In the working definition document, they address my question in the FAQ, and I thought I would quote from it:
“There is broad agreement that clouds in the 2020s are different from clouds of the 2010s. That something new is happening within the AWS (and other) cloud ecosystems, beyond traditional IaaS and PaaS and isn’t just SaaS running in the cloud. Supercloud is an attempt to describe a new architecture that integrates infrastructure, unique platform attributes and software to solve specific problems that public cloud vendors aren’t directly addressing. Supercloud is an evocative term that catalyzes debate, conversation and thought.”

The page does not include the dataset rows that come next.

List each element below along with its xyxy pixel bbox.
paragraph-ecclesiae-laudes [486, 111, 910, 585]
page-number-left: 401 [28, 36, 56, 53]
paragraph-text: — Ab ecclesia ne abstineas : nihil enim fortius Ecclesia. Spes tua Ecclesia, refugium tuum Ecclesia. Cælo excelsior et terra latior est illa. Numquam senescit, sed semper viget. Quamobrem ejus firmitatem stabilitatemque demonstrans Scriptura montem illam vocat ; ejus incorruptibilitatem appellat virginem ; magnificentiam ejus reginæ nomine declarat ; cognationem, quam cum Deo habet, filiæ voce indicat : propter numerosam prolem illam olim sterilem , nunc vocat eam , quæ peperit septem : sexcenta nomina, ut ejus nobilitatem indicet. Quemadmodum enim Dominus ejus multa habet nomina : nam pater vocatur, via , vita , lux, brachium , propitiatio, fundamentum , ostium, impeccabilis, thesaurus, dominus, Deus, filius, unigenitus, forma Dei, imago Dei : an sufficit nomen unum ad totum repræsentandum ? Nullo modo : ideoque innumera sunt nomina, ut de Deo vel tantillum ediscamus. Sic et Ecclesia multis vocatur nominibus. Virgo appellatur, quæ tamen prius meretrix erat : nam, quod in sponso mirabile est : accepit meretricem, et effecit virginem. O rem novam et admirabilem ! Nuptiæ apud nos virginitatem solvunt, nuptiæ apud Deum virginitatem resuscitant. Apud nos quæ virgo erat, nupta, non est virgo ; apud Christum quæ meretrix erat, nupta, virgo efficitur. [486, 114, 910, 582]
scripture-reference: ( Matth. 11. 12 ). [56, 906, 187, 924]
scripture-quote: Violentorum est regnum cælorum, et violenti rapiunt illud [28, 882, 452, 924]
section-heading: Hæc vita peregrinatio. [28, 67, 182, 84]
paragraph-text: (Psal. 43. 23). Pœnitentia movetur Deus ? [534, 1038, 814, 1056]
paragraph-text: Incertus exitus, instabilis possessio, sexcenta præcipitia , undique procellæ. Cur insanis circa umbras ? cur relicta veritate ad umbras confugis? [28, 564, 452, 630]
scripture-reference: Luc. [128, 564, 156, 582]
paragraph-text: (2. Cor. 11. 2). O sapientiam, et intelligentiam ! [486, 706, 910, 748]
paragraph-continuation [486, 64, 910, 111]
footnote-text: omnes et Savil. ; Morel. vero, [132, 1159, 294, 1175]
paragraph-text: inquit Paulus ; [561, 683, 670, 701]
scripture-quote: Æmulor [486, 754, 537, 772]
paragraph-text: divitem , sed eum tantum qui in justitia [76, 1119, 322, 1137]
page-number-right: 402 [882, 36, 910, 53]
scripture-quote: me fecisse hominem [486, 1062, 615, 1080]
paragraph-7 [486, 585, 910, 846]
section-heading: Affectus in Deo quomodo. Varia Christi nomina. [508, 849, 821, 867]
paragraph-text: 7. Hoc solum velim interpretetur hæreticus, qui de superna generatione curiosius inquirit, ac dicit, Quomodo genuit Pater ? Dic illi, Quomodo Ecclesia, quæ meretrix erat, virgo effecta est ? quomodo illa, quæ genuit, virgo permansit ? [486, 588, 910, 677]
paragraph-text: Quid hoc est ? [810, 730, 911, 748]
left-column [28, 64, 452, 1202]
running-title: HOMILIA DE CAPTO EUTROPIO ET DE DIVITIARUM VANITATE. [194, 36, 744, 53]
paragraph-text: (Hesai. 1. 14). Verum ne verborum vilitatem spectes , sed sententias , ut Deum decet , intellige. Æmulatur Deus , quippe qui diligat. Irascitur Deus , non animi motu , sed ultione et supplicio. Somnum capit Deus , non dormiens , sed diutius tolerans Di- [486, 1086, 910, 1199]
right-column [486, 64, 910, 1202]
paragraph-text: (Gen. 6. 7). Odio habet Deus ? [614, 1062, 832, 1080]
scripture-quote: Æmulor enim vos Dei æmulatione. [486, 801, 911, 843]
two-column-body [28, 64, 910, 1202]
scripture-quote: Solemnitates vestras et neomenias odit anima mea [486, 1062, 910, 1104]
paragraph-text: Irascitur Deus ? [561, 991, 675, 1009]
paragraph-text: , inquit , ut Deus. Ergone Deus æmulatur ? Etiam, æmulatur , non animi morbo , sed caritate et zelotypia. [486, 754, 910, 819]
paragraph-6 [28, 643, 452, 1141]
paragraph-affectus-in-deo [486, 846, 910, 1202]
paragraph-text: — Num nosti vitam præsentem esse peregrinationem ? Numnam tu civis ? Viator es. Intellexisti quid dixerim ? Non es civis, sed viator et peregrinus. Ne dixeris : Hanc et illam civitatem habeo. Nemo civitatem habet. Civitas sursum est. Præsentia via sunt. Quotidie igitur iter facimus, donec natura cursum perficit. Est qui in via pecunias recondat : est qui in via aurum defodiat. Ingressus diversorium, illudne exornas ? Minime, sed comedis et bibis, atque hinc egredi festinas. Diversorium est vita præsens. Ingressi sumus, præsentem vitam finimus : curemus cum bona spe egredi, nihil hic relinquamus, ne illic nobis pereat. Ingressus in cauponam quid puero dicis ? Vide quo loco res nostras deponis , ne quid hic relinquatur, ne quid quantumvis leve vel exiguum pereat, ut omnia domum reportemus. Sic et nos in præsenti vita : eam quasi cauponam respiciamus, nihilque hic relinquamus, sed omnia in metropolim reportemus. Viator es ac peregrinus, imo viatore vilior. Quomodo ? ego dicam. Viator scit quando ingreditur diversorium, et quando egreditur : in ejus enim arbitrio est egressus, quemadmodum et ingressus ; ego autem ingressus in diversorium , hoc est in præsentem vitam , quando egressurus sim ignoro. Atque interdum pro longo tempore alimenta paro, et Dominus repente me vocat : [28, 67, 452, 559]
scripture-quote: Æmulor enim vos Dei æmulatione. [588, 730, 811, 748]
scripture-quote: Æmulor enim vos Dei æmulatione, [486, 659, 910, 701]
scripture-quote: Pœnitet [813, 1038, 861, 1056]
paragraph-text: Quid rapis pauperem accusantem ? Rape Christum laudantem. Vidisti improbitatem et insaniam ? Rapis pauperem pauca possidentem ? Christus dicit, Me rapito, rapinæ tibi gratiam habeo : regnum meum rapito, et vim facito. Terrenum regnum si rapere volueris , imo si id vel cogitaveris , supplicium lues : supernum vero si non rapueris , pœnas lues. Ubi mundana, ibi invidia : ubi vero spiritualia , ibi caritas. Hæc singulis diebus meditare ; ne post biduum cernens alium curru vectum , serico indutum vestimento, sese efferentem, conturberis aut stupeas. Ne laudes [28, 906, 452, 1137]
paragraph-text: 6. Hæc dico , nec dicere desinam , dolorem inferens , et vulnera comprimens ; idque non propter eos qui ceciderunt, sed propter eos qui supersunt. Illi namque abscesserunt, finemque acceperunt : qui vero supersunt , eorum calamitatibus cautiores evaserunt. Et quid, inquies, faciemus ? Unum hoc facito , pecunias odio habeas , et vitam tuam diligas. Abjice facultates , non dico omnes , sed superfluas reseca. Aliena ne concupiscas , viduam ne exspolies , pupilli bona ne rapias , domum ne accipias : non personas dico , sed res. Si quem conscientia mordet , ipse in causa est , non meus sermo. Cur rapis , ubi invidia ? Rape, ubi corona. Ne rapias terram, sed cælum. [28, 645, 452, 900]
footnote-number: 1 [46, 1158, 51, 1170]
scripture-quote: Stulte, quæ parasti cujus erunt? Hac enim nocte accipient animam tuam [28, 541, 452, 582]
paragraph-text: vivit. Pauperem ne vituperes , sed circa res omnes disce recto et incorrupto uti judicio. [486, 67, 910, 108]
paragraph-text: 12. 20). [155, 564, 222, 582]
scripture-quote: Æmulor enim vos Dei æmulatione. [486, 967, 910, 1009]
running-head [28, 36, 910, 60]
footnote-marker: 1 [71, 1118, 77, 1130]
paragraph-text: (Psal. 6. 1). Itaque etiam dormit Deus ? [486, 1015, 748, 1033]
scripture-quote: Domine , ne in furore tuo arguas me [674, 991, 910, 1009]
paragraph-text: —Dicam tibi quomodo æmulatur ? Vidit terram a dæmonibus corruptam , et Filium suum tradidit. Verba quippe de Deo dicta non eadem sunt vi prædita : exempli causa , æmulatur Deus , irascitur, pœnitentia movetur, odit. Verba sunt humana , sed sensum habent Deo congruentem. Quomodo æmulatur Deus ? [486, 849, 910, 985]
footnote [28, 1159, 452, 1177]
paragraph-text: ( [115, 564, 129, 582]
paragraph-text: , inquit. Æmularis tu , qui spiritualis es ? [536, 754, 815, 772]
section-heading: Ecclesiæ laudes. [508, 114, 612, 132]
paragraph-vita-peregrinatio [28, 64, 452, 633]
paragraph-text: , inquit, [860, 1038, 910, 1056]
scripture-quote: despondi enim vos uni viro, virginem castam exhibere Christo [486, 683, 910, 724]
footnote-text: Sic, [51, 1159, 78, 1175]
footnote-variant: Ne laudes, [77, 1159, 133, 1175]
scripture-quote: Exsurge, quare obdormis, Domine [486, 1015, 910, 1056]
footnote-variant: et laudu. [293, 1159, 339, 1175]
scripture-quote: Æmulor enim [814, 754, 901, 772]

It’s a term for stirring the pot. It’s a term that elevates the profile of those who invented it. It’s a term that can be trademarked and used for marketing purposes if desired. It’s a term that is both useful for debate and useless for anything practical. It’s the “Change my mind” Stephen Crowder meme, worse yet, it might even be the Ben Shapiro of cloud terms. Too far? Yeah, that might be too far.
And shit, it’s working! I’m talking about it. Supercloud was discussed in an IT Roundtable at Cloud Field Day 15. I’ve heard it mentioned on podcasts, in articles, and blog posts. Most of them are dismissive of the term at best. But they are engaging. Does that make me culpable? Am I part of the problem? (Sigh). I guess we’re all pundits now.
If you’re an analyst or a marketing firm, you can use Supercloud to imply or imbue some mystical properties on a product or service. Leverage the Supercloud with PendaTree from Misanthropy Inc!
But is it useful to practitioners? Probably not. If I am an application architect and I need a data platform, I can evaluate Snowflake, AWS Aurora/RedShift, and Oracle and decide which one meets my requirements without throwing some weird terminology into the mix. If I’m working on the platform team in an enterprise, I might be interested in a supercloud-type product to integrate into the platform I offer to the product teams in my org. But again, the term doesn’t help me in any meaningful way.
Does it group similar offerings into a category where they can be compared fairly on their merits? Not really either. What does NetApp vs. Snowflake vs. VMware have to do with each other? Supercloud is grouping together disparate product offerings and rolling them into a useless category for comparison and evaluation. I think it fails as an analytical term too.
At the end of the day, Supercloud is a marketing term with a touch of self-promotion from siliconANGLE. It doesn’t describe a new thing, it doesn’t provide clarity in our communications, and it has no utility for practitioners. And I’m happy to never mention it again.